Are we the way we are in spite of our environment, or because of it?

If I was born in a different body, in another life, would my mind still race with endless possibilities? Would my heart still beat with incessant desire for a woman who, by all rights, shouldn't know of my existence? Was I born for this, or was I made for this?

I don't know

I don't know.

I don't know.

I wish I had all of the answers. I wish I understood all of the questions, but the Unknown has become an entity in and of itself. A frightening thing to which no level of blissful ignorance can compare.

Willow is not human. Willow was never born, not in the traditional sense. No, Willow was made.

That's what the witches told Romeo when he sought them out over break. The same witches that want my older brother dead for a crime he didn't technically commit.

There are too many possibilities.

Nature or nurture.

Willow's body is not her own, the very DNA of every microscopic cell stolen and woven into a patchwork of blood and bones and flesh that make up the light of my life. She is an abomination, an aberration to everything I should hold dear.

I am a man—in as much as the demonic offspring of two former angels can be—of science. I am a man of magic and fate and supernatural. Willow is a supernatural science experiment of the highest order. She should not exist, but she does.

How can I ever possibly tell her that? How does one go about explaining to their fated love that they are not truly a person at all? She is not a woman. She is not any singular description.

It's hard to put into words.

I don't get the chance to devolve any further into mental wanderings. She's awake now, blinking slowly with dream-crusted eyes. I wonder what sorts of images flick through her subconscious. If she ever dreams of me the way I always dream of her. Except, my dreams are wrapped up in timelines of possibilities and impossibilities. Fact, fiction, past, present, future.

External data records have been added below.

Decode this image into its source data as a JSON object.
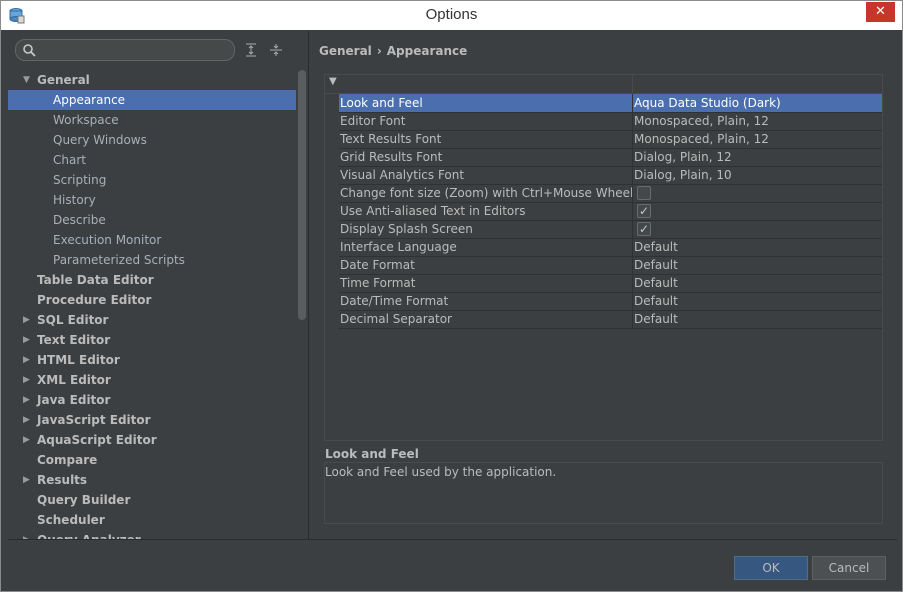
{
  "window": {
    "title": "Options"
  },
  "titlebar": {
    "close_glyph": "✕"
  },
  "search": {
    "placeholder": "",
    "value": ""
  },
  "toolbar": {
    "expand_icon": "expand-all-icon",
    "collapse_icon": "collapse-all-icon"
  },
  "tree": {
    "items": [
      {
        "label": "General",
        "expanded": true,
        "bold": true,
        "has_arrow": true
      },
      {
        "label": "Appearance",
        "child": true,
        "selected": true
      },
      {
        "label": "Workspace",
        "child": true
      },
      {
        "label": "Query Windows",
        "child": true
      },
      {
        "label": "Chart",
        "child": true
      },
      {
        "label": "Scripting",
        "child": true
      },
      {
        "label": "History",
        "child": true
      },
      {
        "label": "Describe",
        "child": true
      },
      {
        "label": "Execution Monitor",
        "child": true
      },
      {
        "label": "Parameterized Scripts",
        "child": true
      },
      {
        "label": "Table Data Editor",
        "bold": true
      },
      {
        "label": "Procedure Editor",
        "bold": true
      },
      {
        "label": "SQL Editor",
        "bold": true,
        "has_arrow": true
      },
      {
        "label": "Text Editor",
        "bold": true,
        "has_arrow": true
      },
      {
        "label": "HTML Editor",
        "bold": true,
        "has_arrow": true
      },
      {
        "label": "XML Editor",
        "bold": true,
        "has_arrow": true
      },
      {
        "label": "Java Editor",
        "bold": true,
        "has_arrow": true
      },
      {
        "label": "JavaScript Editor",
        "bold": true,
        "has_arrow": true
      },
      {
        "label": "AquaScript Editor",
        "bold": true,
        "has_arrow": true
      },
      {
        "label": "Compare",
        "bold": true
      },
      {
        "label": "Results",
        "bold": true,
        "has_arrow": true
      },
      {
        "label": "Query Builder",
        "bold": true
      },
      {
        "label": "Scheduler",
        "bold": true
      },
      {
        "label": "Query Analyzer",
        "bold": true,
        "has_arrow": true
      }
    ]
  },
  "breadcrumb": {
    "parent": "General",
    "separator": "›",
    "current": "Appearance"
  },
  "properties": {
    "rows": [
      {
        "name": "Look and Feel",
        "value": "Aqua Data Studio (Dark)",
        "selected": true
      },
      {
        "name": "Editor Font",
        "value": "Monospaced, Plain, 12"
      },
      {
        "name": "Text Results Font",
        "value": "Monospaced, Plain, 12"
      },
      {
        "name": "Grid Results Font",
        "value": "Dialog, Plain, 12"
      },
      {
        "name": "Visual Analytics Font",
        "value": "Dialog, Plain, 10"
      },
      {
        "name": "Change font size (Zoom) with Ctrl+Mouse Wheel",
        "checkbox": true,
        "checked": false
      },
      {
        "name": "Use Anti-aliased Text in Editors",
        "checkbox": true,
        "checked": true
      },
      {
        "name": "Display Splash Screen",
        "checkbox": true,
        "checked": true
      },
      {
        "name": "Interface Language",
        "value": "Default"
      },
      {
        "name": "Date Format",
        "value": "Default"
      },
      {
        "name": "Time Format",
        "value": "Default"
      },
      {
        "name": "Date/Time Format",
        "value": "Default"
      },
      {
        "name": "Decimal Separator",
        "value": "Default"
      }
    ]
  },
  "description": {
    "title": "Look and Feel",
    "text": "Look and Feel used by the application."
  },
  "buttons": {
    "ok": "OK",
    "cancel": "Cancel"
  },
  "colors": {
    "selection": "#4b6eaf",
    "background": "#3c3f41",
    "close": "#c7362b",
    "ok_button": "#365880"
  }
}
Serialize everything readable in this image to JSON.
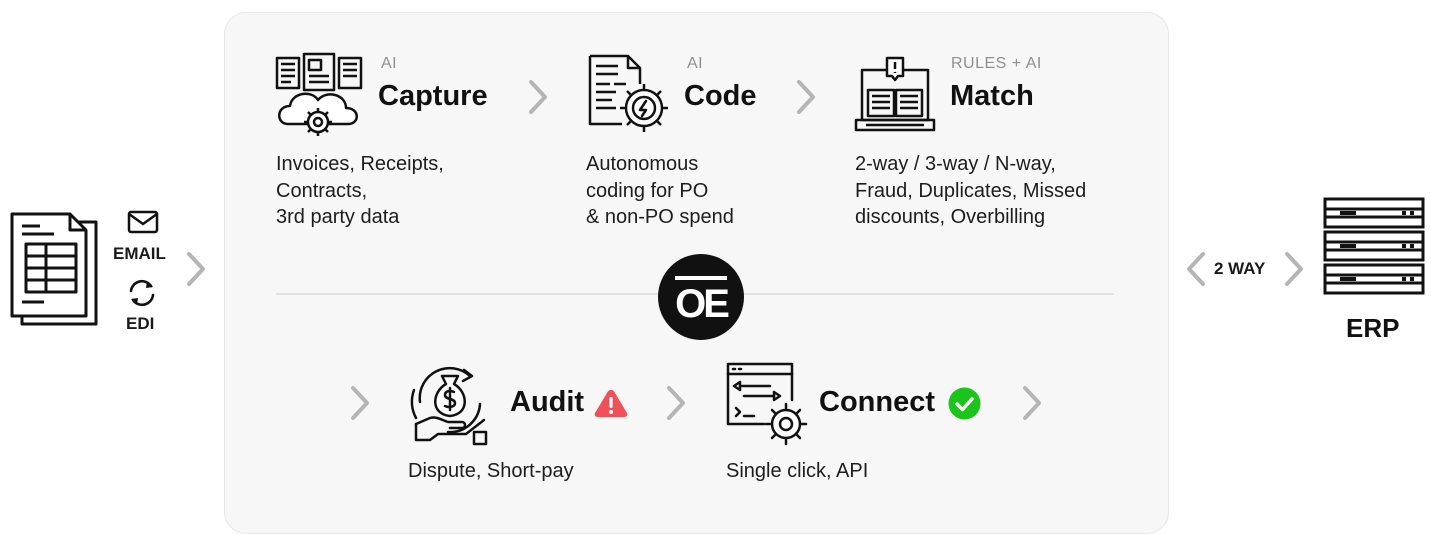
{
  "steps": {
    "capture": {
      "tag": "AI",
      "title": "Capture",
      "desc": [
        "Invoices, Receipts,",
        "Contracts,",
        "3rd party data"
      ],
      "icon": "cloud-documents-gear-icon"
    },
    "code": {
      "tag": "AI",
      "title": "Code",
      "desc": [
        "Autonomous",
        "coding for PO",
        "& non-PO spend"
      ],
      "icon": "document-gear-icon"
    },
    "match": {
      "tag": "RULES + AI",
      "title": "Match",
      "desc": [
        "2-way / 3-way / N-way,",
        "Fraud, Duplicates, Missed",
        "discounts, Overbilling"
      ],
      "icon": "laptop-alert-book-icon"
    },
    "audit": {
      "title": "Audit",
      "desc": "Dispute, Short-pay",
      "icon": "money-bag-hand-icon",
      "status_icon": "warning-icon",
      "status_color": "#f0505a"
    },
    "connect": {
      "title": "Connect",
      "desc": "Single click, API",
      "icon": "code-window-gear-icon",
      "status_icon": "checkmark-icon",
      "status_color": "#1bc41b"
    }
  },
  "inputs": {
    "email_label": "EMAIL",
    "edi_label": "EDI"
  },
  "logo": {
    "text": "OE"
  },
  "sync": {
    "label": "2 WAY"
  },
  "erp": {
    "label": "ERP",
    "icon": "server-rack-icon"
  },
  "colors": {
    "panel_bg": "#f7f7f7",
    "chevron": "#b5b5b5",
    "tag": "#8f8f8f",
    "logo_bg": "#111111"
  }
}
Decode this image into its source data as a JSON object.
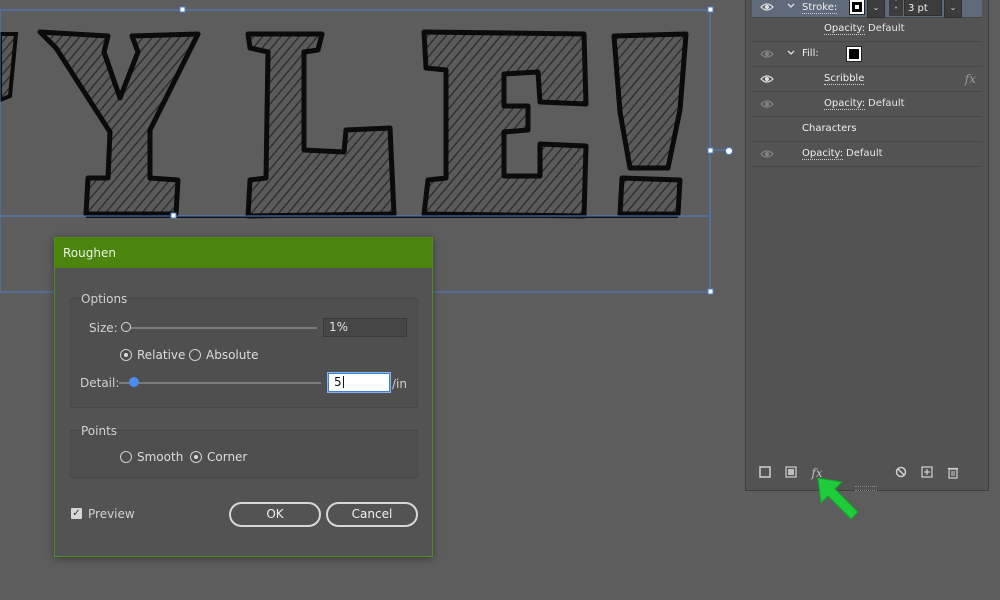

"I can feel how fast your brain is working," she says roughly, her voice deep with sleep.

"Lots to think about, Trouble."

Nature or nurture.

Do I tell her?

"Not this early in the morning, Sloth man." She smiles with the use of the nickname and I am resolute.

I can't tell her. Even if I could, even though I can, I won't. Not yet. Not until I figure out the possibilities.

"Do you feel wiser yet?" I ask her, hoping beyond measure that she can't hear the secrets that wish to slip past my lips.

She purses her own before her face lights with realization. "Oh, right. That's today, isn't it?"

I can't resist giving her a brief kiss. "Happy Birthday, Trouble."

She chases my mouth when I retreat, grumbling when I stay out of her reach. "Thanks, Ari. Now, less talking and more kissing," she orders.

Since she's the birthday girl, I oblige her.

Her lips are a promise of forever, of time that is cyclical rather than linear. Mine are an affirmation made in gracious longing. We are never-ending, bound together despite all of our impossibilities.